A GSK Poland corruption investigation is underway, according to the BBC’s Panorama program “Who’s Paying Your Doctor?” A GSK regional manager and eleven doctors have been charged with corruption between 2010 and 2013.
According to a GSK (GlaxoSmithKline) former sales representative, doctors were paid money to promote Seretide (fluticasone/salmeterol), used in the treatment of asthma and COPD (chronic obstructive pulmonary disease). Seretide is known as Advair in the US and Canada.
The company says that so far in the GSK Poland corruption investigation, one employee has already been disciplined and “is cooperating with investigations.”
Update May 28th, 2014: GSK’s commercial practices are being investigated by the Serious Fraud Office, UK.
GSK may have broken British and American laws
GSK, which is based in the UK and has offices and plants in the US, may have violated the UK Bribery Act as well as the US Foreign Corrupt Practices Act if the allegations are proven. Countries with bases in either the UK or US are not allowed to bribe public officials overseas.
First China, then Iraq, now a GSK Poland corruption probe. Will there be more?
According to the BBC, Jarek Wisniewski, who used to be a GSK sales rep in Lodz, Poland, said “There is a simple equation. We pay doctors, they give us prescriptions. We don’t pay doctors, we don’t see prescriptions for our drugs. We cannot go to doctors and say to them, ‘I need 20 more prescriptions’. So we prepare an agreement for them to give a talk to patients, we pay £100 ($167), but we expect more than 100 prescriptions for this drug.”
GSK Poland corruption disguised as educational grants
Officially the payments were made for educational purposes.
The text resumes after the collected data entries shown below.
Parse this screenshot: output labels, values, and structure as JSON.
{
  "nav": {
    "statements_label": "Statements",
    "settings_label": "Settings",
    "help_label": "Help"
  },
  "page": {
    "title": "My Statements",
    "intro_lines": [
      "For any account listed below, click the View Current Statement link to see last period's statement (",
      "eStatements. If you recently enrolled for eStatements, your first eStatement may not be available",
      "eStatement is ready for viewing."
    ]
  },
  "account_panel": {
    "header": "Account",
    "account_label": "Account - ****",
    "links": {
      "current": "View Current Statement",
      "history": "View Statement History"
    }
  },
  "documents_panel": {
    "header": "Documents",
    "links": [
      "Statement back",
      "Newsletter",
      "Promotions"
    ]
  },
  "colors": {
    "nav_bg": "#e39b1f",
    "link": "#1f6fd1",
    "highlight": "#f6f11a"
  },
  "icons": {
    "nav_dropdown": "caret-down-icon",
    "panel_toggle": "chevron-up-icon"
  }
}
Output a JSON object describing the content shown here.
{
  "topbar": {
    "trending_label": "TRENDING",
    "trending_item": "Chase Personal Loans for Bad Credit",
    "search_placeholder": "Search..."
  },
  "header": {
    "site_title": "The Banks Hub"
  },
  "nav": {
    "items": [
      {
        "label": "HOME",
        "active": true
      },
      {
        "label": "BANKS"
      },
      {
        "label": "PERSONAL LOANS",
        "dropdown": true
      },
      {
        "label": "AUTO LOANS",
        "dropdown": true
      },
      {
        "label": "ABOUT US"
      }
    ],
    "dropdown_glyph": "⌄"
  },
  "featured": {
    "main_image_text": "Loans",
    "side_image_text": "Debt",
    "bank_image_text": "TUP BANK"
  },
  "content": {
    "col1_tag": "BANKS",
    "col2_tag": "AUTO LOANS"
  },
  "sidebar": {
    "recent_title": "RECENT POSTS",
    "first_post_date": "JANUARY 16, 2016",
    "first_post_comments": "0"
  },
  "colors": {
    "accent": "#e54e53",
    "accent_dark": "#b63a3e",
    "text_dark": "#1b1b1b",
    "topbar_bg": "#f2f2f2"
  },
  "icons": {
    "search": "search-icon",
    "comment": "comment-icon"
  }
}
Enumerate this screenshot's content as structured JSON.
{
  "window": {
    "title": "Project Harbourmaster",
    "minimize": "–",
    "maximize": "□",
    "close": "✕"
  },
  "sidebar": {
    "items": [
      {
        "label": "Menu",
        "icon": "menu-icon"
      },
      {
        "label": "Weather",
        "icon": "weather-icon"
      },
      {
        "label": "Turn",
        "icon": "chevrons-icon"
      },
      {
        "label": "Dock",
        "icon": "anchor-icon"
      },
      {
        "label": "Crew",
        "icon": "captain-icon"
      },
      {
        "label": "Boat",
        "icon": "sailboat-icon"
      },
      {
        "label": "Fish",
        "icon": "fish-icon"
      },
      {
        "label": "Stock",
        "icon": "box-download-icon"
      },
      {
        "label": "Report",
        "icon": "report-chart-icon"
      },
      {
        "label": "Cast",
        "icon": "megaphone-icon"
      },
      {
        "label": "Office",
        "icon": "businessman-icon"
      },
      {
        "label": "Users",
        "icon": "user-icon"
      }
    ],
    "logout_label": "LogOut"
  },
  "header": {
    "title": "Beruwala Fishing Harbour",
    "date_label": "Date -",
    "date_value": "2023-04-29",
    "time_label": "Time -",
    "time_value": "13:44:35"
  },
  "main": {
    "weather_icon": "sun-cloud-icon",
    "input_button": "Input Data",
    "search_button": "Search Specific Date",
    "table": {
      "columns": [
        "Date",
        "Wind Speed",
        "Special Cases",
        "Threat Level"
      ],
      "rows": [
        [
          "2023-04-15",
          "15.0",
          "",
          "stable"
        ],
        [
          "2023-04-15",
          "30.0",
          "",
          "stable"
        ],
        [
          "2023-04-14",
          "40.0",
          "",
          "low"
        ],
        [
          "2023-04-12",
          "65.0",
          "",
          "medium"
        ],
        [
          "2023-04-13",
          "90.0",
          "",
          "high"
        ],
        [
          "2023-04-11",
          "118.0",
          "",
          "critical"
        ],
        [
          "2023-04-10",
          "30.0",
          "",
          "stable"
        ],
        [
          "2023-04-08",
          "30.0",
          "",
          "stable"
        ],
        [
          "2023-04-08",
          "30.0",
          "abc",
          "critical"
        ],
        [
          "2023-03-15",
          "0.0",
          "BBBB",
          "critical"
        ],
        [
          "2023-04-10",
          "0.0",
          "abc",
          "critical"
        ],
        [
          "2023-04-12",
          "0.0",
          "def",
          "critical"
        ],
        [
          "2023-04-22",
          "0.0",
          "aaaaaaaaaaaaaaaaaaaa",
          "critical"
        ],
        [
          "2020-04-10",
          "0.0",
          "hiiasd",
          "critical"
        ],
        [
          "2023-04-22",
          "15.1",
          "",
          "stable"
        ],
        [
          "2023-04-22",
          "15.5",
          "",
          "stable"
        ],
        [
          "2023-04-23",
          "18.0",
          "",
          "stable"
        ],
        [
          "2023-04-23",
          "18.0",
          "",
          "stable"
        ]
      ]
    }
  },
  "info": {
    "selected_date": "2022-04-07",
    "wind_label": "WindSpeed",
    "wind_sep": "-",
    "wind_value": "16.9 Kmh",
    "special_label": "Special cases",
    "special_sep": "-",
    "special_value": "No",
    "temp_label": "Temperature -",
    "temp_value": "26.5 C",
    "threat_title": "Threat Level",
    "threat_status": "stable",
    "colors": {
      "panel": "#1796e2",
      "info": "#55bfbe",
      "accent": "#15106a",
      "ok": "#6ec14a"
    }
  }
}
However, Wisniewski said doctors understood clearly that GSK expected a certain number of prescriptions in return for the payments. “It’s a bribe,” he said.
The Lodz public prosecutor found evidence of bribery in over twelve health centers. None of them had any evidence of patient education.
A spokesman for the public prosecutor, Krzysztof Kopania, said “We have evidence that in more than a dozen cases it was a camouflaged form of a bribe. In return for the financial gains the doctors would favor the product proposed by the pharmaceutical company and they prescribed that medicine.”
Payments for fictitious lectures
One doctor has already admitted having received money (£100) for a lecture he had never given. He claimed GSK pressured him into accepting the bribe. He has been given a suspended sentence and fined. “They kept tempting me, and I am just a man,” the doctor told the Panorama program.
According to GSK, it had a training program run by doctors in Poland from 2010 to 2012 to help improve medical training in respiratory disease and raise diagnostic standards.
In a press release, GSK wrote:
“Training on proper diagnostics for medical personnel and group meetings for patients were organized as part of this program. These sessions were delivered by specialist healthcare professionals who, based on contracts signed with GSK, received payments appropriate to the scope of work as well as their level of knowledge and experience. The provision of sessions under this program was agreed with the Polish healthcare centers.”
“Following receipt of allegations in 2011 regarding the conduct of the programme in the Lodz region, GSK has investigated the matter, using resources from both inside and outside the company. The investigation found evidence of inappropriate communication in contravention of GSK policy by a single employee. The employee concerned was reprimanded and disciplined in 2011. We continue to investigate these matters and are co-operating fully with the CBA (anti-corruption agency in Poland).”
Alleged GSK corruption practices in other countries
Another corruption investigation involving GSK is underway in Iraq. The company is accused of hiring sixteen state-employed doctors and pharmacists as paid sales reps.
Regarding the Iraq probe, a GSK spokesman said:
“We are investigating allegations of improper conduct in our Iraq business. We have zero tolerance for unethical or illegal behavior.”
Last year, authorities in Beijing, China, accused GSK of bribing doctors and officials in a price-fixing deal. Some executives were detained.